San Diego Union-Tribune - 9/27/2021

For those struggling with addiction, sobriety might sound boring.

But it would have been hard to make that case Saturday morning at NTC Park, where hundreds got dancing, hugging and just generally festive at the ninth-annual 5K Walk for Sobriety sponsored by the McAlister Institute, a local addiction treatment powerhouse.

Waving a rainbow flag in the crowd that gathered at one of Liberty Station's most-iconic locations, Yolanda Ochoa, who said she is now six months sober after entering a women's program run by McAlister, said she wished everyone knew how fun the sobriety community has become.

"The funnest people in the world are ex-addicts and alcoholics," she said. "We do everything: bonfires, hiking, axe throwing, everything can be done without alcohol and drugs, for sure."

It's a message that carries a particular importance at the moment.

The San Diego Prescription Drug Abuse Task Force released its latest report card late last month, showing that the number of unintentional overdose deaths due to prescription-type drugs and fentanyl documented across the region more than doubled from 2019 to 2020, increasing from 275 to 576.

Many blame the never-ending COVID-19 pandemic, with its isolating stay-at-home orders, for the increase. It is also clear that the increasing use of the powerful opioid fentanyl has made it easier to end up taking a lethal dose without realizing the true depth of the danger.

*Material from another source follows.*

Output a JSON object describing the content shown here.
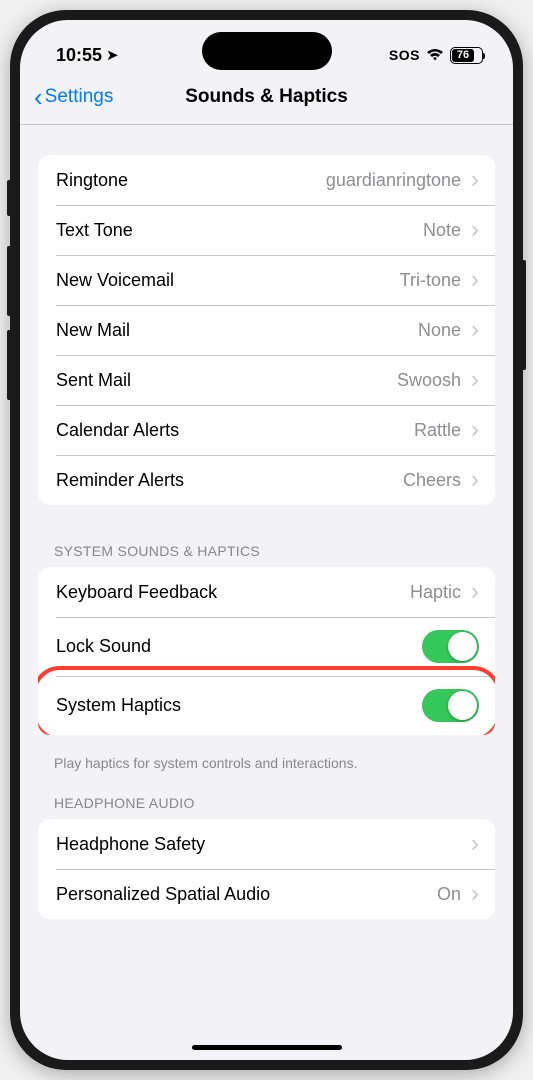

In late August the crisis was underscored by the death of a 17-year-old boy from Chula Vista who is suspected of overdosing just one day after medics rescued one of his friends from a similar situation.

McAlister sponsored Saturday's 5K to help raise funds for its anti-addiction work but also to bring its former clients together to experience the sheer power of community.

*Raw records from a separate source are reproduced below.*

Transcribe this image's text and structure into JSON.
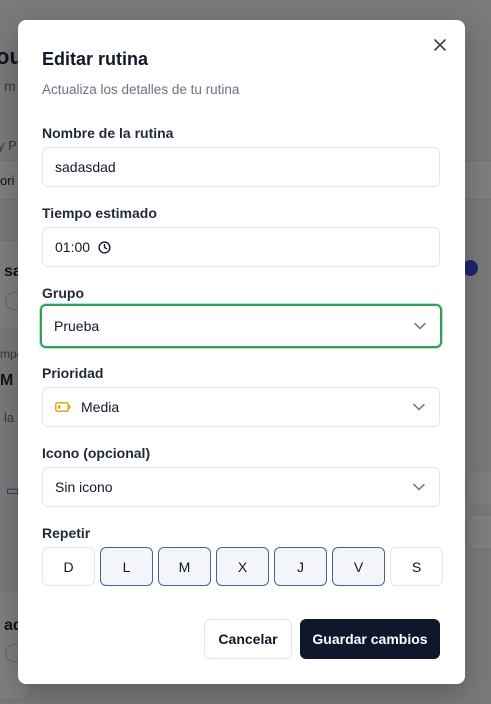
{
  "background": {
    "fragments": [
      "ou",
      "m",
      "y P",
      "ori",
      "sa",
      "mpo",
      "M",
      "la",
      "ad"
    ]
  },
  "modal": {
    "title": "Editar rutina",
    "subtitle": "Actualiza los detalles de tu rutina",
    "name": {
      "label": "Nombre de la rutina",
      "value": "sadasdad"
    },
    "time": {
      "label": "Tiempo estimado",
      "value": "01:00"
    },
    "group": {
      "label": "Grupo",
      "value": "Prueba"
    },
    "priority": {
      "label": "Prioridad",
      "value": "Media",
      "icon_color": "#e0a100"
    },
    "icon": {
      "label": "Icono (opcional)",
      "value": "Sin icono"
    },
    "repeat": {
      "label": "Repetir",
      "days": [
        {
          "label": "D",
          "selected": false
        },
        {
          "label": "L",
          "selected": true
        },
        {
          "label": "M",
          "selected": true
        },
        {
          "label": "X",
          "selected": true
        },
        {
          "label": "J",
          "selected": true
        },
        {
          "label": "V",
          "selected": true
        },
        {
          "label": "S",
          "selected": false
        }
      ]
    },
    "cancel_label": "Cancelar",
    "save_label": "Guardar cambios"
  },
  "colors": {
    "accent_focus": "#2e9e58",
    "primary": "#0f172a",
    "day_selected_border": "#4a5fa7"
  }
}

Wendy Davis, a volunteer from San Diego who said she has been sober for five years, stood near the pop-up awning of The Phoenix, a nationwide nonprofit dedicated to building a "sober active community" that organizes a wide range of activities and events from pickleball to rock climbing.

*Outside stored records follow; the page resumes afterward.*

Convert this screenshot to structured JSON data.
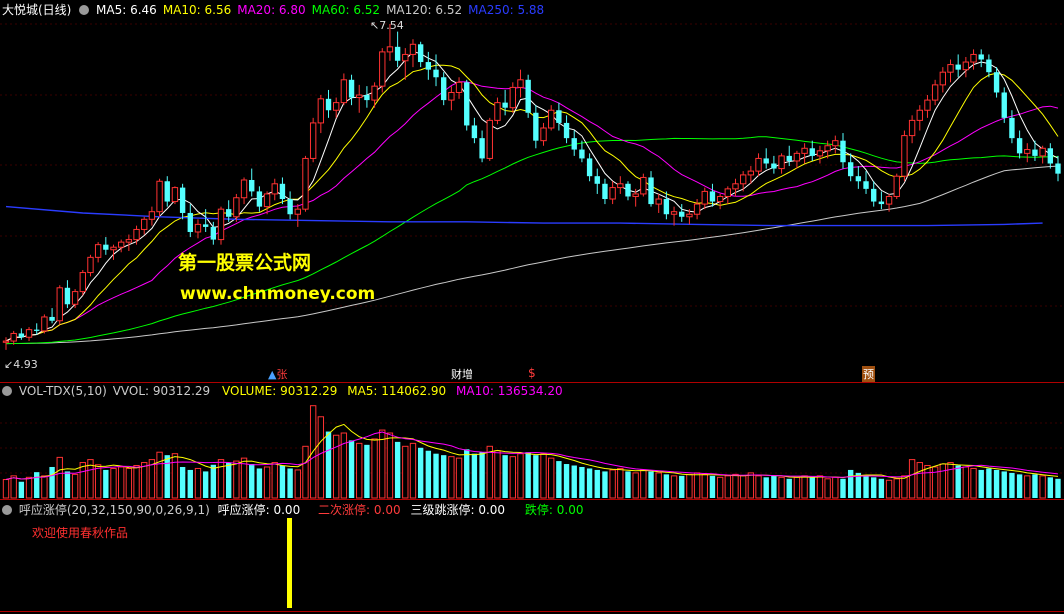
{
  "main_panel": {
    "stock_title": "大悦城(日线)",
    "indicators": [
      {
        "label": "MA5:",
        "value": "6.46",
        "color": "#ffffff"
      },
      {
        "label": "MA10:",
        "value": "6.56",
        "color": "#ffff00"
      },
      {
        "label": "MA20:",
        "value": "6.80",
        "color": "#ff00ff"
      },
      {
        "label": "MA60:",
        "value": "6.52",
        "color": "#00ff00"
      },
      {
        "label": "MA120:",
        "value": "6.52",
        "color": "#c8c8c8"
      },
      {
        "label": "MA250:",
        "value": "5.88",
        "color": "#2a3cff"
      }
    ],
    "high_label": "7.54",
    "low_label": "4.93",
    "watermark_line1": "第一股票公式网",
    "watermark_line2": "www.chnmoney.com",
    "markers": [
      {
        "text": "张",
        "color": "#ff3b3b"
      },
      {
        "text": "财增",
        "color": "#ffffff"
      },
      {
        "text": "$",
        "color": "#ff3b3b"
      },
      {
        "text": "预",
        "color": "#ffffff"
      }
    ]
  },
  "vol_panel": {
    "title": "VOL-TDX(5,10)",
    "vvol_label": "VVOL:",
    "vvol_value": "90312.29",
    "volume_label": "VOLUME:",
    "volume_value": "90312.29",
    "ma5_label": "MA5:",
    "ma5_value": "114062.90",
    "ma10_label": "MA10:",
    "ma10_value": "136534.20"
  },
  "ind_panel": {
    "title": "呼应涨停(20,32,150,90,0,26,9,1)",
    "items": [
      {
        "label": "呼应涨停:",
        "value": "0.00",
        "color": "#ffffff"
      },
      {
        "label": "二次涨停:",
        "value": "0.00",
        "color": "#ff3b3b"
      },
      {
        "label": "三级跳涨停:",
        "value": "0.00",
        "color": "#ffffff"
      },
      {
        "label": "跌停:",
        "value": "0.00",
        "color": "#00ff00"
      }
    ],
    "welcome_text": "欢迎使用春秋作品"
  },
  "chart_data": {
    "type": "candlestick",
    "price_range": [
      4.93,
      7.54
    ],
    "ma_colors": {
      "ma5": "#ffffff",
      "ma10": "#ffff00",
      "ma20": "#ff00ff",
      "ma60": "#00ff00",
      "ma120": "#c8c8c8",
      "ma250": "#2a3cff"
    },
    "candles": [
      [
        5.03,
        5.07,
        4.97,
        5.04
      ],
      [
        5.04,
        5.12,
        5.01,
        5.1
      ],
      [
        5.1,
        5.14,
        5.05,
        5.07
      ],
      [
        5.07,
        5.15,
        5.04,
        5.13
      ],
      [
        5.13,
        5.18,
        5.09,
        5.12
      ],
      [
        5.12,
        5.25,
        5.1,
        5.23
      ],
      [
        5.23,
        5.3,
        5.18,
        5.2
      ],
      [
        5.2,
        5.48,
        5.17,
        5.46
      ],
      [
        5.46,
        5.52,
        5.3,
        5.33
      ],
      [
        5.33,
        5.45,
        5.3,
        5.43
      ],
      [
        5.43,
        5.6,
        5.4,
        5.58
      ],
      [
        5.58,
        5.72,
        5.55,
        5.7
      ],
      [
        5.7,
        5.82,
        5.66,
        5.8
      ],
      [
        5.8,
        5.86,
        5.72,
        5.76
      ],
      [
        5.76,
        5.8,
        5.68,
        5.78
      ],
      [
        5.78,
        5.84,
        5.74,
        5.82
      ],
      [
        5.82,
        5.88,
        5.75,
        5.84
      ],
      [
        5.84,
        5.95,
        5.8,
        5.92
      ],
      [
        5.92,
        6.02,
        5.88,
        6.0
      ],
      [
        6.0,
        6.1,
        5.95,
        6.06
      ],
      [
        6.06,
        6.32,
        6.02,
        6.3
      ],
      [
        6.3,
        6.34,
        6.1,
        6.14
      ],
      [
        6.14,
        6.26,
        6.12,
        6.25
      ],
      [
        6.25,
        6.28,
        6.0,
        6.05
      ],
      [
        6.05,
        6.12,
        5.86,
        5.9
      ],
      [
        5.9,
        6.0,
        5.85,
        5.96
      ],
      [
        5.96,
        6.08,
        5.9,
        5.94
      ],
      [
        5.94,
        5.98,
        5.8,
        5.84
      ],
      [
        5.84,
        6.1,
        5.8,
        6.08
      ],
      [
        6.08,
        6.15,
        5.98,
        6.02
      ],
      [
        6.02,
        6.2,
        5.98,
        6.17
      ],
      [
        6.17,
        6.33,
        6.12,
        6.31
      ],
      [
        6.31,
        6.4,
        6.18,
        6.22
      ],
      [
        6.22,
        6.26,
        6.06,
        6.1
      ],
      [
        6.1,
        6.22,
        6.04,
        6.2
      ],
      [
        6.2,
        6.32,
        6.15,
        6.28
      ],
      [
        6.28,
        6.33,
        6.12,
        6.16
      ],
      [
        6.16,
        6.22,
        6.0,
        6.04
      ],
      [
        6.04,
        6.12,
        5.94,
        6.08
      ],
      [
        6.08,
        6.5,
        6.06,
        6.48
      ],
      [
        6.48,
        6.8,
        6.45,
        6.76
      ],
      [
        6.76,
        6.98,
        6.68,
        6.95
      ],
      [
        6.95,
        7.02,
        6.8,
        6.86
      ],
      [
        6.86,
        6.96,
        6.8,
        6.92
      ],
      [
        6.92,
        7.15,
        6.9,
        7.1
      ],
      [
        7.1,
        7.14,
        6.9,
        6.96
      ],
      [
        6.96,
        7.06,
        6.84,
        6.98
      ],
      [
        6.98,
        7.05,
        6.88,
        6.94
      ],
      [
        6.94,
        7.08,
        6.88,
        7.05
      ],
      [
        7.05,
        7.35,
        7.0,
        7.32
      ],
      [
        7.32,
        7.54,
        7.25,
        7.36
      ],
      [
        7.36,
        7.48,
        7.2,
        7.25
      ],
      [
        7.25,
        7.35,
        7.1,
        7.3
      ],
      [
        7.3,
        7.42,
        7.2,
        7.38
      ],
      [
        7.38,
        7.4,
        7.2,
        7.24
      ],
      [
        7.24,
        7.32,
        7.1,
        7.18
      ],
      [
        7.18,
        7.3,
        7.05,
        7.12
      ],
      [
        7.12,
        7.16,
        6.9,
        6.94
      ],
      [
        6.94,
        7.05,
        6.86,
        7.0
      ],
      [
        7.0,
        7.12,
        6.95,
        7.08
      ],
      [
        7.08,
        7.1,
        6.7,
        6.74
      ],
      [
        6.74,
        6.8,
        6.6,
        6.64
      ],
      [
        6.64,
        6.7,
        6.45,
        6.48
      ],
      [
        6.48,
        6.8,
        6.46,
        6.78
      ],
      [
        6.78,
        6.96,
        6.75,
        6.92
      ],
      [
        6.92,
        7.02,
        6.82,
        6.88
      ],
      [
        6.88,
        7.08,
        6.84,
        7.04
      ],
      [
        7.04,
        7.18,
        6.96,
        7.1
      ],
      [
        7.1,
        7.14,
        6.8,
        6.84
      ],
      [
        6.84,
        6.9,
        6.56,
        6.62
      ],
      [
        6.62,
        6.76,
        6.58,
        6.72
      ],
      [
        6.72,
        6.9,
        6.7,
        6.86
      ],
      [
        6.86,
        6.92,
        6.7,
        6.76
      ],
      [
        6.76,
        6.82,
        6.6,
        6.64
      ],
      [
        6.64,
        6.7,
        6.5,
        6.55
      ],
      [
        6.55,
        6.62,
        6.45,
        6.48
      ],
      [
        6.48,
        6.52,
        6.3,
        6.34
      ],
      [
        6.34,
        6.4,
        6.2,
        6.28
      ],
      [
        6.28,
        6.32,
        6.12,
        6.16
      ],
      [
        6.16,
        6.3,
        6.12,
        6.25
      ],
      [
        6.25,
        6.34,
        6.2,
        6.28
      ],
      [
        6.28,
        6.3,
        6.15,
        6.18
      ],
      [
        6.18,
        6.24,
        6.1,
        6.2
      ],
      [
        6.2,
        6.36,
        6.18,
        6.33
      ],
      [
        6.33,
        6.38,
        6.1,
        6.12
      ],
      [
        6.12,
        6.2,
        6.05,
        6.16
      ],
      [
        6.16,
        6.22,
        6.0,
        6.04
      ],
      [
        6.04,
        6.1,
        5.95,
        6.06
      ],
      [
        6.06,
        6.12,
        5.98,
        6.02
      ],
      [
        6.02,
        6.08,
        5.96,
        6.04
      ],
      [
        6.04,
        6.16,
        6.0,
        6.12
      ],
      [
        6.12,
        6.25,
        6.08,
        6.22
      ],
      [
        6.22,
        6.28,
        6.1,
        6.14
      ],
      [
        6.14,
        6.2,
        6.08,
        6.18
      ],
      [
        6.18,
        6.26,
        6.12,
        6.24
      ],
      [
        6.24,
        6.32,
        6.18,
        6.28
      ],
      [
        6.28,
        6.38,
        6.22,
        6.35
      ],
      [
        6.35,
        6.42,
        6.28,
        6.38
      ],
      [
        6.38,
        6.52,
        6.34,
        6.48
      ],
      [
        6.48,
        6.56,
        6.4,
        6.44
      ],
      [
        6.44,
        6.5,
        6.36,
        6.4
      ],
      [
        6.4,
        6.52,
        6.36,
        6.5
      ],
      [
        6.5,
        6.58,
        6.42,
        6.46
      ],
      [
        6.46,
        6.54,
        6.4,
        6.52
      ],
      [
        6.52,
        6.6,
        6.44,
        6.56
      ],
      [
        6.56,
        6.62,
        6.46,
        6.5
      ],
      [
        6.5,
        6.58,
        6.44,
        6.54
      ],
      [
        6.54,
        6.62,
        6.48,
        6.58
      ],
      [
        6.58,
        6.66,
        6.52,
        6.62
      ],
      [
        6.62,
        6.68,
        6.4,
        6.45
      ],
      [
        6.45,
        6.52,
        6.3,
        6.34
      ],
      [
        6.34,
        6.42,
        6.24,
        6.3
      ],
      [
        6.3,
        6.38,
        6.2,
        6.24
      ],
      [
        6.24,
        6.3,
        6.1,
        6.14
      ],
      [
        6.14,
        6.22,
        6.08,
        6.12
      ],
      [
        6.12,
        6.2,
        6.06,
        6.18
      ],
      [
        6.18,
        6.36,
        6.16,
        6.34
      ],
      [
        6.34,
        6.7,
        6.3,
        6.66
      ],
      [
        6.66,
        6.82,
        6.6,
        6.78
      ],
      [
        6.78,
        6.9,
        6.7,
        6.86
      ],
      [
        6.86,
        6.98,
        6.8,
        6.94
      ],
      [
        6.94,
        7.1,
        6.9,
        7.06
      ],
      [
        7.06,
        7.2,
        7.0,
        7.16
      ],
      [
        7.16,
        7.26,
        7.08,
        7.22
      ],
      [
        7.22,
        7.3,
        7.12,
        7.18
      ],
      [
        7.18,
        7.28,
        7.12,
        7.24
      ],
      [
        7.24,
        7.34,
        7.18,
        7.3
      ],
      [
        7.3,
        7.34,
        7.2,
        7.26
      ],
      [
        7.26,
        7.3,
        7.12,
        7.16
      ],
      [
        7.16,
        7.2,
        6.96,
        7.0
      ],
      [
        7.0,
        7.04,
        6.76,
        6.8
      ],
      [
        6.8,
        6.86,
        6.6,
        6.64
      ],
      [
        6.64,
        6.7,
        6.48,
        6.52
      ],
      [
        6.52,
        6.6,
        6.45,
        6.55
      ],
      [
        6.55,
        6.62,
        6.46,
        6.5
      ],
      [
        6.5,
        6.58,
        6.44,
        6.56
      ],
      [
        6.56,
        6.6,
        6.4,
        6.44
      ],
      [
        6.44,
        6.5,
        6.3,
        6.36
      ]
    ],
    "ma250": [
      [
        0,
        6.1
      ],
      [
        10,
        6.05
      ],
      [
        20,
        6.02
      ],
      [
        30,
        6.0
      ],
      [
        40,
        5.99
      ],
      [
        50,
        5.98
      ],
      [
        60,
        5.98
      ],
      [
        70,
        5.97
      ],
      [
        80,
        5.97
      ],
      [
        90,
        5.96
      ],
      [
        100,
        5.95
      ],
      [
        110,
        5.95
      ],
      [
        120,
        5.95
      ],
      [
        130,
        5.96
      ],
      [
        135,
        5.97
      ]
    ],
    "volumes": [
      25,
      30,
      22,
      28,
      35,
      30,
      42,
      55,
      36,
      32,
      48,
      52,
      45,
      38,
      40,
      42,
      40,
      44,
      48,
      52,
      62,
      58,
      60,
      42,
      38,
      40,
      36,
      45,
      52,
      48,
      50,
      54,
      46,
      40,
      42,
      48,
      44,
      40,
      38,
      70,
      125,
      110,
      90,
      85,
      88,
      78,
      74,
      72,
      80,
      92,
      88,
      76,
      70,
      74,
      68,
      64,
      60,
      58,
      56,
      54,
      66,
      60,
      62,
      70,
      64,
      58,
      56,
      60,
      62,
      58,
      60,
      54,
      50,
      46,
      44,
      42,
      40,
      38,
      36,
      38,
      40,
      36,
      34,
      38,
      36,
      34,
      32,
      30,
      30,
      32,
      34,
      32,
      30,
      28,
      30,
      32,
      30,
      34,
      30,
      28,
      30,
      28,
      26,
      28,
      30,
      28,
      30,
      26,
      28,
      26,
      38,
      34,
      30,
      28,
      26,
      24,
      26,
      30,
      52,
      48,
      44,
      42,
      46,
      48,
      44,
      42,
      40,
      38,
      40,
      38,
      36,
      34,
      32,
      30,
      32,
      30,
      28,
      26
    ]
  }
}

"When people are isolated like they have been during the pandemic, they start getting desperate, and that's where you start to see so many overdoses," Davis said. "But we want anyone who is in that box to know that their objective should be to find their group, so they can go and and enjoy the world together.

"They need to know that there really is hope and fun out here."

Five months into a local treatment program, Abner Lister said he agreed. Having experienced homelessness during his struggle with addiction, the Skyline resident said that he has been amazed at the activities that are available. But he was quick to note that recreation, while important, is not the complete answer. At the moment, he said, he is unsure of where he will live after his program is complete.

"You can get sober and be sober, yes, but if you don't have any place to live when you are finished, you're going right back to where you were at," he said. "That can just keep going around in a circle where you're in and out and in and out of programs."